Для первой половины XVIII века было характерно обос­нование необходимости деспотического социально-политического устройства с помощью просветительских идеалов идей естественного развития общества. С этого вре­мени постоянной темой для российской социальной мысли стали проблемы государства и политической власти.

Феофан ПРОКОПОВИЧ (1681—1736), принадлежавший к числу высших церковных иерархов, был сподвижником Петра в его устремлениях подчинить церковь государству. Составленные им «Духовный регламент», «Правда воли мо­наршей» теоретически обосновывали необходимость силь­ного государства, которое обладает безраздельно властью. Среди сторонников просвещенного абсолютизма можно также выделить В.Н. ТАТИЩЕВА (1686—1750), М.В. ЛО­МОНОСОВА (1711—1765).

В 60-е годы XVIII века Екатерина II укрепила устои светского абсолютистского государства.

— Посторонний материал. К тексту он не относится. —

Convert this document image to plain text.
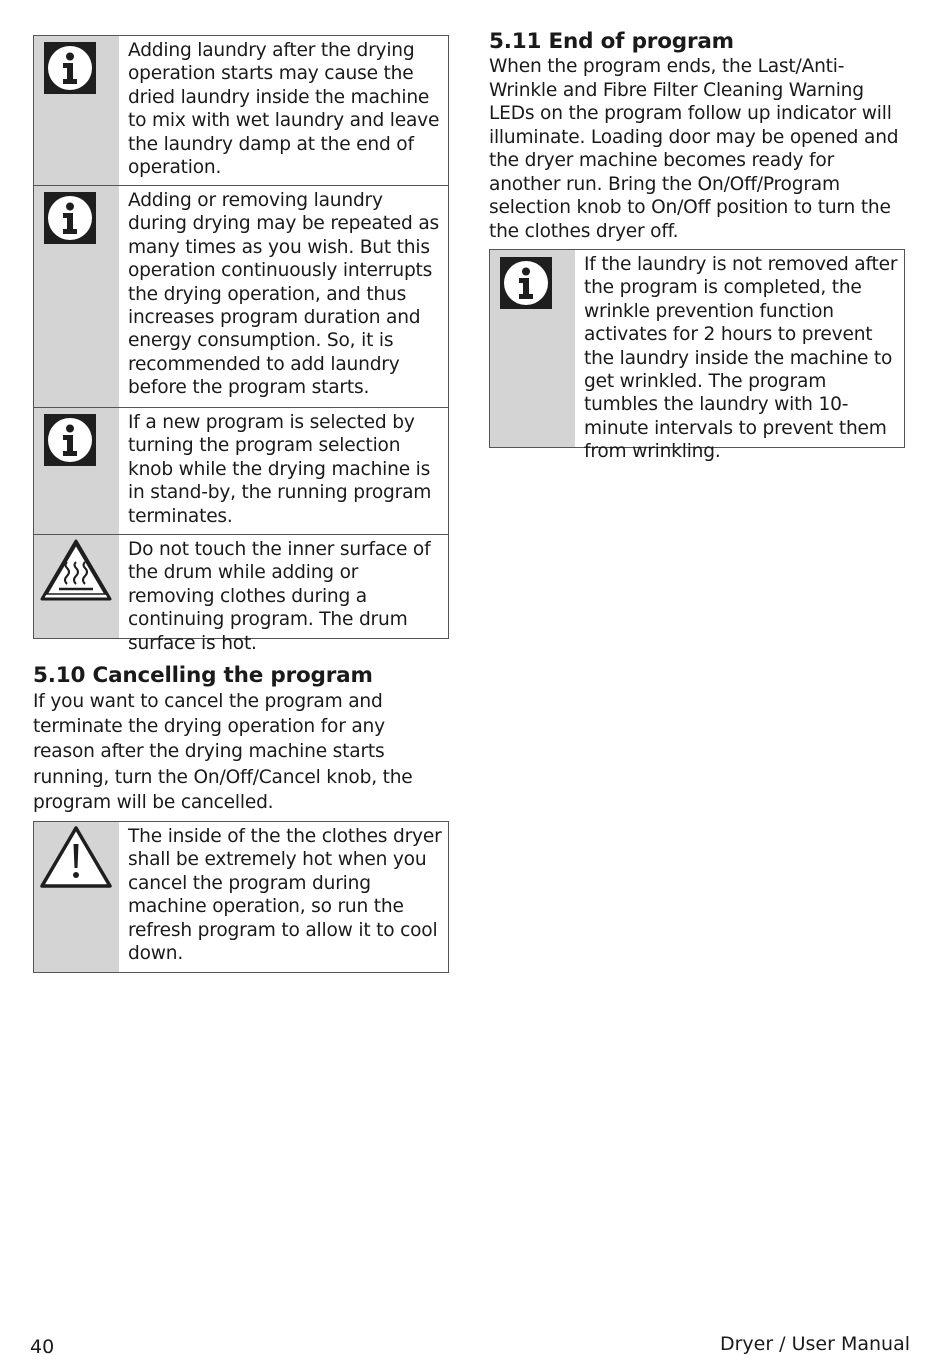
Adding laundry after the drying operation starts may cause the dried laundry inside the machine to mix with wet laundry and leave the laundry damp at the end of operation.
Adding or removing laundry during drying may be repeated as many times as you wish. But this operation continuously interrupts the drying operation, and thus increases program duration and energy consumption. So, it is recommended to add laundry before the program starts.
If a new program is selected by turning the program selection knob while the drying machine is in stand-by, the running program terminates.
Do not touch the inner surface of the drum while adding or removing clothes during a continuing program. The drum surface is hot.
5.10 Cancelling the program

If you want to cancel the program and terminate the drying operation for any reason after the drying machine starts running, turn the On/Off/Cancel knob, the program will be cancelled.

The inside of the the clothes dryer shall be extremely hot when you cancel the program during machine operation, so run the refresh program to allow it to cool down.
5.11 End of program

When the program ends, the Last/Anti-Wrinkle and Fibre Filter Cleaning Warning LEDs on the program follow up indicator will illuminate. Loading door may be opened and the dryer machine becomes ready for another run. Bring the On/Off/Program selection knob to On/Off position to turn the the clothes dryer off.

If the laundry is not removed after the program is completed, the wrinkle prevention function activates for 2 hours to prevent the laundry inside the machine to get wrinkled. The program tumbles the laundry with 10-minute intervals to prevent them from wrinkling.
40	Dryer / User Manual
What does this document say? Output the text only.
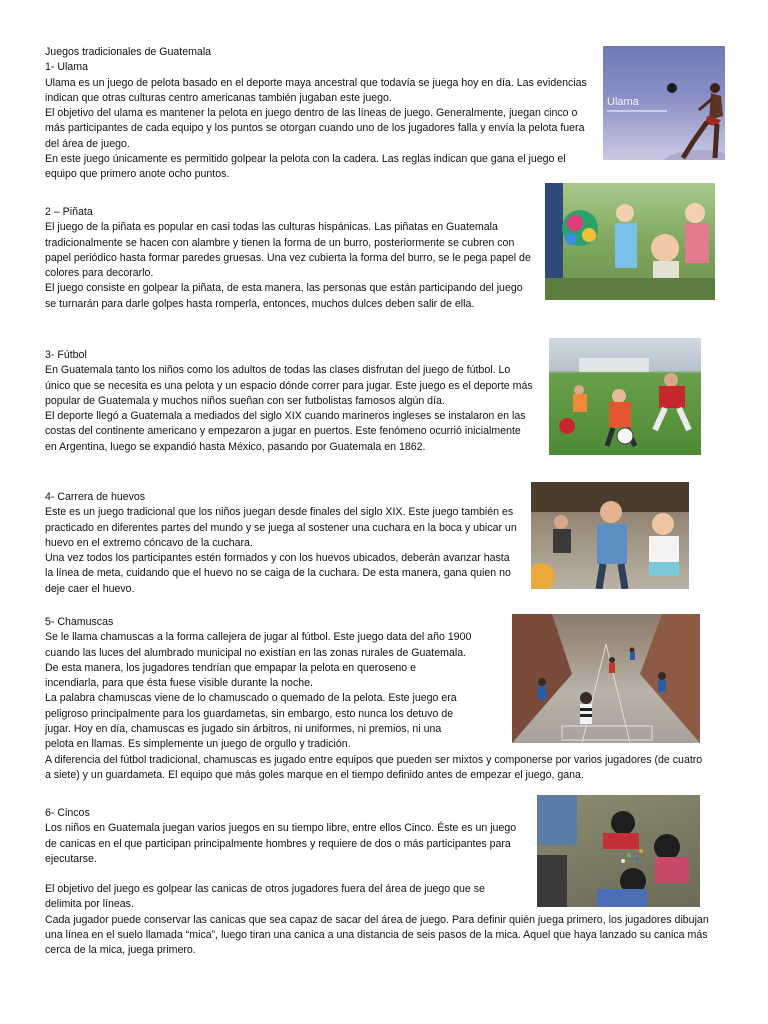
Juegos tradicionales de Guatemala

1- Ulama

Ulama es un juego de pelota basado en el deporte maya ancestral que todavía se juega hoy en día. Las evidencias indican que otras culturas centro americanas también jugaban este juego.

El objetivo del ulama es mantener la pelota en juego dentro de las líneas de juego. Generalmente, juegan cinco o más participantes de cada equipo y los puntos se otorgan cuando uno de los jugadores falla y envía la pelota fuera del área de juego.

En este juego únicamente es permitido golpear la pelota con la cadera. Las reglas indican que gana el juego el equipo que primero anote ocho puntos.

Ulama

2 – Piñata

El juego de la piñata es popular en casi todas las culturas hispánicas. Las piñatas en Guatemala tradicionalmente se hacen con alambre y tienen la forma de un burro, posteriormente se cubren con papel periódico hasta formar paredes gruesas. Una vez cubierta la forma del burro, se le pega papel de colores para decorarlo.

El juego consiste en golpear la piñata, de esta manera, las personas que están participando del juego se turnarán para darle golpes hasta romperla, entonces, muchos dulces deben salir de ella.

3- Fútbol

En Guatemala tanto los niños como los adultos de todas las clases disfrutan del juego de fútbol. Lo único que se necesita es una pelota y un espacio dónde correr para jugar. Este juego es el deporte más popular de Guatemala y muchos niños sueñan con ser futbolistas famosos algún día.

El deporte llegó a Guatemala a mediados del siglo XIX cuando marineros ingleses se instalaron en las costas del continente americano y empezaron a jugar en puertos. Este fenómeno ocurrió inicialmente en Argentina, luego se expandió hasta México, pasando por Guatemala en 1862.

4- Carrera de huevos

Este es un juego tradicional que los niños juegan desde finales del siglo XIX. Este juego también es practicado en diferentes partes del mundo y se juega al sostener una cuchara en la boca y ubicar un huevo en el extremo cóncavo de la cuchara.

Una vez todos los participantes estén formados y con los huevos ubicados, deberán avanzar hasta la línea de meta, cuidando que el huevo no se caiga de la cuchara. De esta manera, gana quien no deje caer el huevo.

5- Chamuscas

Se le llama chamuscas a la forma callejera de jugar al fútbol. Este juego data del año 1900 cuando las luces del alumbrado municipal no existían en las zonas rurales de Guatemala. De esta manera, los jugadores tendrían que empapar la pelota en queroseno e incendiarla, para que ésta fuese visible durante la noche.

La palabra chamuscas viene de lo chamuscado o quemado de la pelota. Este juego era peligroso principalmente para los guardametas, sin embargo, esto nunca los detuvo de jugar. Hoy en día, chamuscas es jugado sin árbitros, ni uniformes, ni premios, ni una pelota en llamas. Es simplemente un juego de orgullo y tradición.

A diferencia del fútbol tradicional, chamuscas es jugado entre equipos que pueden ser mixtos y componerse por varios jugadores (de cuatro a siete) y un guardameta. El equipo que más goles marque en el tiempo definido antes de empezar el juego, gana.

6- Cincos

Los niños en Guatemala juegan varios juegos en su tiempo libre, entre ellos Cinco. Éste es un juego de canicas en el que participan principalmente hombres y requiere de dos o más participantes para ejecutarse.

El objetivo del juego es golpear las canicas de otros jugadores fuera del área de juego que se delimita por líneas.

Cada jugador puede conservar las canicas que sea capaz de sacar del área de juego. Para definir quién juega primero, los jugadores dibujan una línea en el suelo llamada “mica”, luego tiran una canica a una distancia de seis pasos de la mica. Aquel que haya lanzado su canica más cerca de la mica, juega primero.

Проведенные ею экономические меры по изъятию земельных владений, при­надлежавших церкви и монастырям, значительно ослабили экономические основы церкви. Параллельно этому во вре­мя ее царствования российские города получили право са­моуправления, что привело к определенному улучшению положения различных слоев населения (предприниматель­ских, купеческих, ремесленных).

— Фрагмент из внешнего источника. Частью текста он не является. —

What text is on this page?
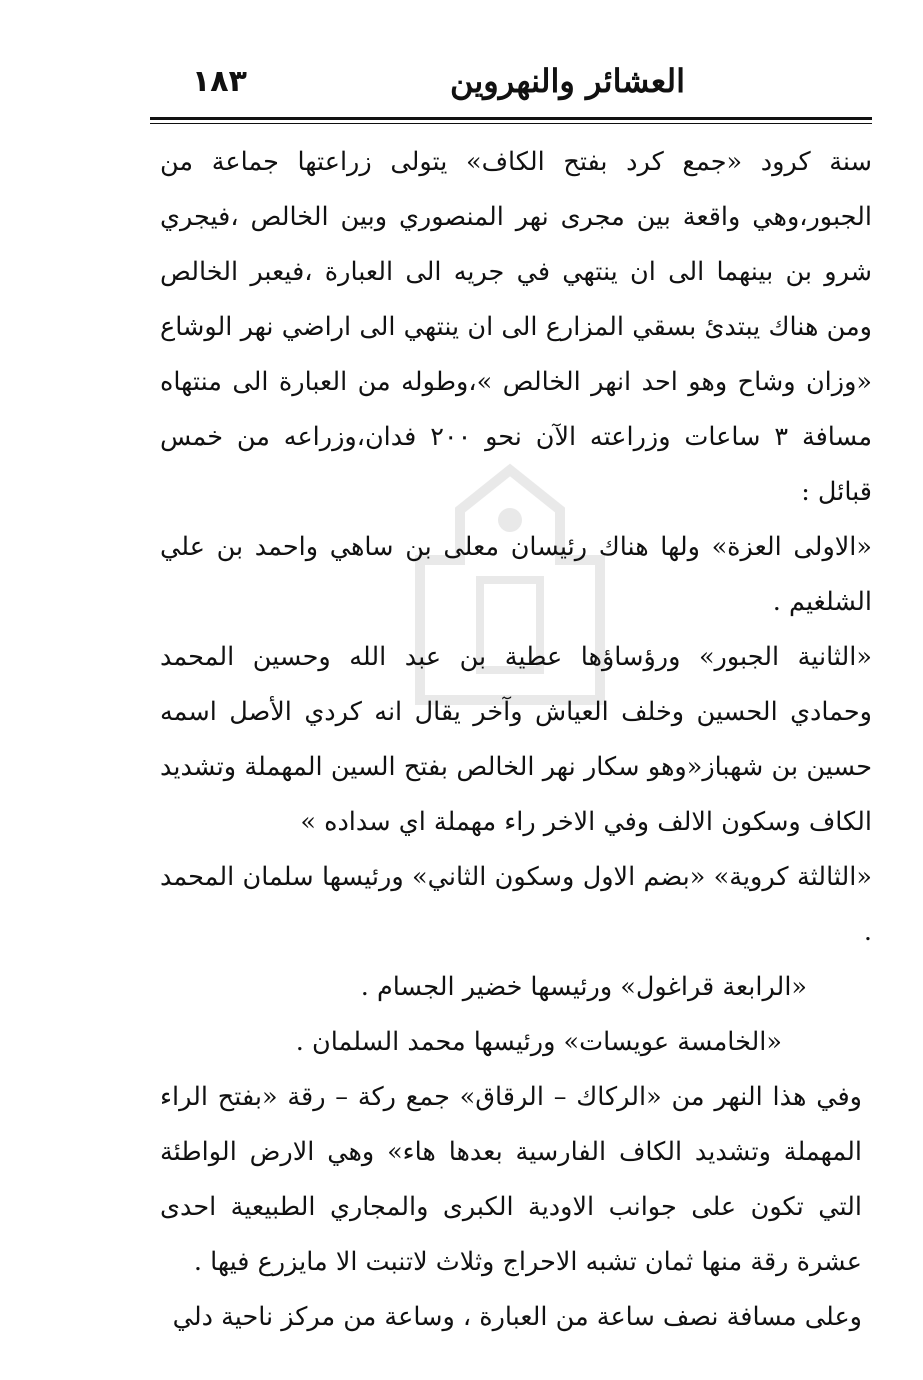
١٨٣	العشائر والنهروين

سنة كرود «جمع كرد بفتح الكاف» يتولى زراعتها جماعة من الجبور،وهي واقعة بين مجرى نهر المنصوري وبين الخالص ،فيجري شرو بن بينهما الى ان ينتهي في جريه الى العبارة ،فيعبر الخالص ومن هناك يبتدئ بسقي المزارع الى ان ينتهي الى اراضي نهر الوشاع «وزان وشاح وهو احد انهر الخالص »،وطوله من العبارة الى منتهاه مسافة ٣ ساعات وزراعته الآن نحو ٢٠٠ فدان،وزراعه من خمس قبائل :

«الاولى العزة» ولها هناك رئيسان معلى بن ساهي واحمد بن علي الشلغيم .

«الثانية الجبور» ورؤساؤها عطية بن عبد الله وحسين المحمد وحمادي الحسين وخلف العياش وآخر يقال انه كردي الأصل اسمه حسين بن شهباز«وهو سكار نهر الخالص بفتح السين المهملة وتشديد الكاف وسكون الالف وفي الاخر راء مهملة اي سداده »

«الثالثة كروية» «بضم الاول وسكون الثاني» ورئيسها سلمان المحمد .

«الرابعة قراغول» ورئيسها خضير الجسام .

«الخامسة عويسات» ورئيسها محمد السلمان .

وفي هذا النهر من «الركاك – الرقاق» جمع ركة – رقة «بفتح الراء المهملة وتشديد الكاف الفارسية بعدها هاء» وهي الارض الواطئة التي تكون على جوانب الاودية الكبرى والمجاري الطبيعية احدى عشرة رقة منها ثمان تشبه الاحراج وثلاث لاتنبت الا مايزرع فيها .

وعلى مسافة نصف ساعة من العبارة ، وساعة من مركز ناحية دلي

Казалось бы, что просвещенный абсолютизм в России стал вполне реальным государственным строем, но именно в это время ведущие теоретики практически отказались от надежды на просвещенного монарха и начали поиск различ­ных проектов ограничения самодержавия и дальнейшего политического реформирования. Необходимо отметить, что такие проекты возникали и раньше. В конце своей жиз­ни Петр I интересовался образцами западноевропейского парламентаризма. Можно предположить, что в будущем он планировал ввести эту модель государственного управле­ния. Во время царствования Анны Иоанновны была сделана еще одна неудачная попытка ограничить самодержавие. Но только во второй половине XVIII века конституционные принципы получают наиболее широкое распространение.

Во второй половине XVIII века можно выделить целую группу либеральных просветителей: Д.С. АНИЧКОВ (1733—1788), Я.П. КОЗЕЛЬСКИЙ (1728—1794), С.Е. ДЕСНИЦКИЙ (ок. 1740—1789), А.Н. РАДИЩЕВ (1749—1802). Именно они впервые наиболее полно и критически рассмотрели петровские реформы, вычленили структурные элементы общества и показали их роль в социальном про­цессе. Следует отметить выдвинутую ими проблему общи­ны (Аничков), которая впоследствии стала ведущей темой русской социальной мысли, рассмотрение революции как средства уничтожения самодержавия и крепостничества (Радищев), обращение внимания на роль труда в человече­ской истории (Десницкий) и др. Они подвергли уничтожа­ющей критике феодально-крепостной порядок. Благодаря им в России был поднят вопрос о судьбе крепостного кресть­янства, именно они подтолкнули общество к установлению новых прогрессивных общественных порядков.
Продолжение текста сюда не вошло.